Quello che giuro mi infastidisce particolarmente è il suo atteggiamento vittimista e autoreferenziale. Del tipo “Io sono un genio voi dei cretini. Non potete capire il mio cinema.”.
Ora non è che me la sono sognata di notte sta cosa.
Quando fu l’invitato speciale di una rassegna di corti cinematografica, alle curiosità dei giovani cineasti in erba, rispondeva sempre svogliato, come se i suoi interlocutori fossero tutti degli incapaci, fino ad arrivare a dire “Mi sembra di aver risposto abbastanza ora io me ne andrei”.
Ora, a sottolineare il suo egocentrismo e il suo sentimento da vittima e incompreso che lo contraddistingue, ricordiamoci di quel che è successo proprio al Festival di Venezia, proprio con Buongiorno, Notte.
Il film, che aveva tutte le carte in regola per vincere il Leone d’oro, non vinse solo perchè legato solo ad una logica troppo italiana e quindi non internazionale, essendo Venezia un festival di cinema internazionale la motivazione non faceva una piega che fosse una.

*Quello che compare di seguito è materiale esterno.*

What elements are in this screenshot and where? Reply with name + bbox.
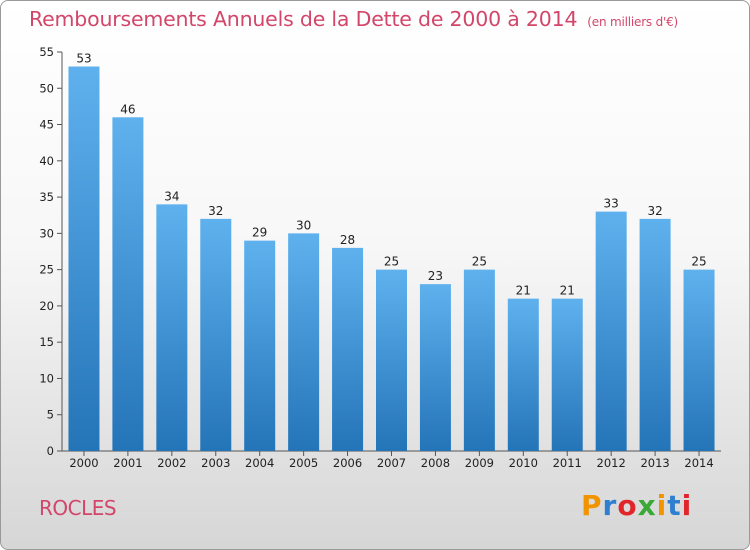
title-text: Remboursements Annuels de la Dette de 20… [29, 7, 578, 31]
x-tick-label-2009: 2009 [465, 456, 494, 470]
data-label-2006: 28 [340, 233, 355, 247]
y-tick-label: 50 [39, 81, 54, 95]
bar-2007 [376, 269, 407, 451]
data-label-2009: 25 [472, 255, 487, 269]
data-label-2014: 25 [691, 255, 706, 269]
x-tick-label-2000: 2000 [69, 456, 98, 470]
logo-letter: i [681, 489, 693, 522]
logo-letter: t [667, 489, 682, 522]
data-label-2005: 30 [296, 218, 311, 232]
data-label-2010: 21 [516, 284, 531, 298]
proxiti-logo: Proxiti [581, 489, 692, 522]
x-tick-label-2013: 2013 [640, 456, 669, 470]
bar-2009 [463, 269, 495, 451]
x-tick-label-2010: 2010 [509, 456, 538, 470]
bar-2000 [68, 66, 100, 451]
bar-2012 [595, 211, 627, 451]
x-tick-label-2012: 2012 [597, 456, 626, 470]
y-tick-label: 5 [47, 408, 54, 422]
bar-2006 [332, 247, 364, 451]
data-label-2000: 53 [76, 52, 91, 66]
bar-2002 [156, 204, 188, 451]
x-tick-label-2003: 2003 [201, 456, 230, 470]
data-label-2013: 32 [647, 204, 662, 218]
y-tick-label: 25 [39, 263, 54, 277]
logo-letter: i [656, 489, 668, 522]
bar-2008 [419, 284, 451, 451]
x-tick-label-2006: 2006 [333, 456, 362, 470]
x-tick-label-2014: 2014 [684, 456, 713, 470]
x-tick-label-2011: 2011 [553, 456, 582, 470]
logo-letter: r [602, 489, 618, 522]
data-label-2011: 21 [560, 284, 575, 298]
y-tick-label: 0 [47, 444, 54, 458]
bar-2013 [639, 218, 671, 451]
data-label-2002: 34 [164, 189, 179, 203]
y-tick-label: 35 [39, 190, 54, 204]
data-label-2001: 46 [120, 102, 135, 116]
data-label-2007: 25 [384, 255, 399, 269]
unit-note: (en milliers d'€) [587, 15, 679, 29]
y-tick-label: 45 [39, 118, 54, 132]
bar-2005 [288, 233, 320, 451]
data-label-2008: 23 [428, 269, 443, 283]
x-tick-label-2005: 2005 [289, 456, 318, 470]
y-tick-label: 30 [39, 226, 54, 240]
data-label-2004: 29 [252, 226, 267, 240]
logo-letter: o [617, 489, 638, 522]
bar-2011 [551, 298, 583, 451]
logo-letter: P [581, 489, 603, 522]
bar-2010 [507, 298, 539, 451]
x-tick-label-2008: 2008 [421, 456, 450, 470]
chart-title: Remboursements Annuels de la Dette de 20… [29, 7, 678, 31]
x-tick-label-2007: 2007 [377, 456, 406, 470]
data-label-2012: 33 [604, 197, 619, 211]
x-tick-label-2004: 2004 [245, 456, 274, 470]
x-tick-label-2002: 2002 [157, 456, 186, 470]
y-tick-label: 15 [39, 335, 54, 349]
bars: 53 46 34 32 29 30 28 25 23 25 21 21 33 32 25 [68, 52, 715, 452]
bar-2004 [244, 240, 276, 451]
y-tick-label: 10 [39, 371, 54, 385]
axes: 0 5 10 15 20 25 30 35 40 45 50 55 2000 2001 2002 2003 20… [39, 45, 721, 470]
y-tick-label: 40 [39, 154, 54, 168]
logo-letter: x [637, 489, 657, 522]
commune-name: ROCLES [39, 496, 117, 520]
bar-2001 [112, 117, 144, 452]
x-tick-label-2001: 2001 [113, 456, 142, 470]
data-label-2003: 32 [208, 204, 223, 218]
bar-2014 [683, 269, 715, 451]
y-tick-label: 55 [39, 45, 54, 59]
bar-2003 [200, 218, 232, 451]
y-tick-label: 20 [39, 299, 54, 313]
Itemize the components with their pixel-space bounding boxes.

Ma si sa che se non si fanno delle polemiche inutili in Italia non siamo contenti. Bellocchio se ne andò indignato dicendo che non voleva più avere niente a che fare con un festival del genere. (Non farà riferimenti alla volpe e all’uva).
Convinse la Rai Cinema a dire che non avrebbe più inviato film al festival di Venezia.
Quello che mi diede grande soddisfazione fu che la Rai l’anno dopo mandò senza problemi i suoi film.
E che Mario Monicelli, presidente della giuria del Festival di Venezia 2003, alla domanda “Non si poteva dare nulla di più che il premio miglior sceneggiatura a Bellocchio?” lui rispose con la calma e la perfezione che lo ha sempre contraddistinto “Per me è già tanto così”.








Ciao,
sono Marco
Ciao,
sono Marco Bellocchio.
Ho letto quanto dici di me e mi ritrovo abbastanza. E sono molto, molto spiaciuto del fatto che un mio film abbia potuto rubare due preziose ore del tuo tempo.
Mi spiace molto.
E sono qui per rimediare.
Quanto? Dieci? Quindici???
Quanto valgono due ore della tua vita?
Te ne mando 20.
Tieni pure il resto!!!
Cordialmente,
Marco
credo che quella sola serata
credo che quella sola serata al reggio film festival, quando io e il prode teo abbiamo avuto a che fare con questo personaggio, sia stata veramente una pessima pubblicita’ per lui…
se dopo anni sia teo (appassionato di cinema) che il sottoscritto (che il cinema gli piace poco) lo ricordiamo con orrore, temo si sia inimicato un sacco di gente.
btw, e’ stato davvero sgradevole. del tipo “ci vorrebbe troppo tempo per rispondere a questa domanda. Il prossimo?”